Obama, of course, was also an introvert. As David Axelrod, his former chief strategist, told me, Obama meant it back in 2004 when he said he wasn’t planning to run for president. After his blockbuster speech at the Democratic National Convention, Obama was the subject of public fascination, and feared his new Senate colleagues wouldn’t take him seriously if they thought he was using the office as a launching pad. “We made a big effort to stay out of the national spotlight,” said Axelrod. “We stayed off the Sunday shows.”
But Democrats, including Harry Reid, then leader of the Senate Democratic caucus, kept urging Obama into the race. “That thing was as close to a draft as I have ever witnessed,” Axelrod said. Obama was in demand because of his biography, but also because, unlike most Democrats, he’d had the courage and foresight to oppose the Iraq war.
Here, too, there’s a parallel with Ossoff. In 2024, Ossoff was one of only 19 senators to sign on to Bernie Sanders’s resolution calling for an embargo on certain arms to Israel, bucking pressure from Biden’s White House. In a sober floor speech, he said, “The American people are rightly horrified by the lack of sufficient concern for innocent Palestinian life that has left so many children unnecessarily dead in Gaza, without limbs or riddled with shrapnel.” A few moments later, he added, “We seem to have forgotten that we have the power to influence our ally’s conduct.”
At the time, Ossoff’s stance seemed politically risky. “His chances of getting re-elected in 2026 just became that much harder,” said the Israeli newspaper Haaretz. But today, much of the Democratic Party’s mainstream is where Ossoff was two years ago, with even the ur-centrist Rahm Emanuel, who once volunteered with the Israeli Defense Forces, calling for a cutoff of military aid. The moral position, in retrospect, was also the savvy one. Voters “want to believe that there are leaders out there who are willing to draw lines and who aren’t so obsessed with their own perpetuation in office that they’re willing to sacrifice all principles to get there,” said Axelrod.

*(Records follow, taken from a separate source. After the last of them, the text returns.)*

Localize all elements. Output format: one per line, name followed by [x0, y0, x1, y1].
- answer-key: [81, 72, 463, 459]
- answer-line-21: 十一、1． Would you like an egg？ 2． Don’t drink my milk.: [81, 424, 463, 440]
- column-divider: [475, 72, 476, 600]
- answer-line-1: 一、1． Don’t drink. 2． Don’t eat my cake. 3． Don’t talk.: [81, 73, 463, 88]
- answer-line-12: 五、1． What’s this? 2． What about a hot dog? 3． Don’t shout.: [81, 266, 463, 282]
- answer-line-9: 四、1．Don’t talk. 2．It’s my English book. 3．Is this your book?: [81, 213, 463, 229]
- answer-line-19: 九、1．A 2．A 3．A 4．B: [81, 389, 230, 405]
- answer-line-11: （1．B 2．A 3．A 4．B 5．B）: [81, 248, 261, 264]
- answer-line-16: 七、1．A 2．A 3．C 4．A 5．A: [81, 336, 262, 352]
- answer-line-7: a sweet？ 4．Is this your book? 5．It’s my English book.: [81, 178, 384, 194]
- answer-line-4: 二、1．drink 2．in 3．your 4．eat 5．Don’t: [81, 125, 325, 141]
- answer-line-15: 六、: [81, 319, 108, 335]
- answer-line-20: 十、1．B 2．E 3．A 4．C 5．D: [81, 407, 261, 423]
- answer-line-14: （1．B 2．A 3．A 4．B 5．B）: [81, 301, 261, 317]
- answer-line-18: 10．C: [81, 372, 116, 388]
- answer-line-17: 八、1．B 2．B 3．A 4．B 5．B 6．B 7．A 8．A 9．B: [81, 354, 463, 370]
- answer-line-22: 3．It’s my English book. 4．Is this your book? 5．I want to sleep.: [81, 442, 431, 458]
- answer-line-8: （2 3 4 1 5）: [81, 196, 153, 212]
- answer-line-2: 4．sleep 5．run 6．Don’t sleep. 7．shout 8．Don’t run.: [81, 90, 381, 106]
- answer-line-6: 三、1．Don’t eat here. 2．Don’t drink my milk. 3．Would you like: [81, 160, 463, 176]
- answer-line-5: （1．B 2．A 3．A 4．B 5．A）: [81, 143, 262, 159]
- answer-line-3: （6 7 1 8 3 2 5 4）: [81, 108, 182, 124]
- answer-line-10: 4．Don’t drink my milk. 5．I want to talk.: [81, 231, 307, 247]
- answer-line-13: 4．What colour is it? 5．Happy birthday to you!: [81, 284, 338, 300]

Ossoff, who was sworn into office on the Hebrew Bible of Rabbi Jacob Rothschild, an ally of Martin Luther King Jr., is not an anti-Zionist. “I want the Israeli people to be safe and secure,” he told me. “I make no apology for opposing the reckless killing of noncombatants.” This position will not satisfy either AIPAC or the Democratic Socialists of America. But it would be hard for Ossoff’s opponents to tar him as either an antisemite or as someone who was complicit in the atrocities that occurred while Biden was president.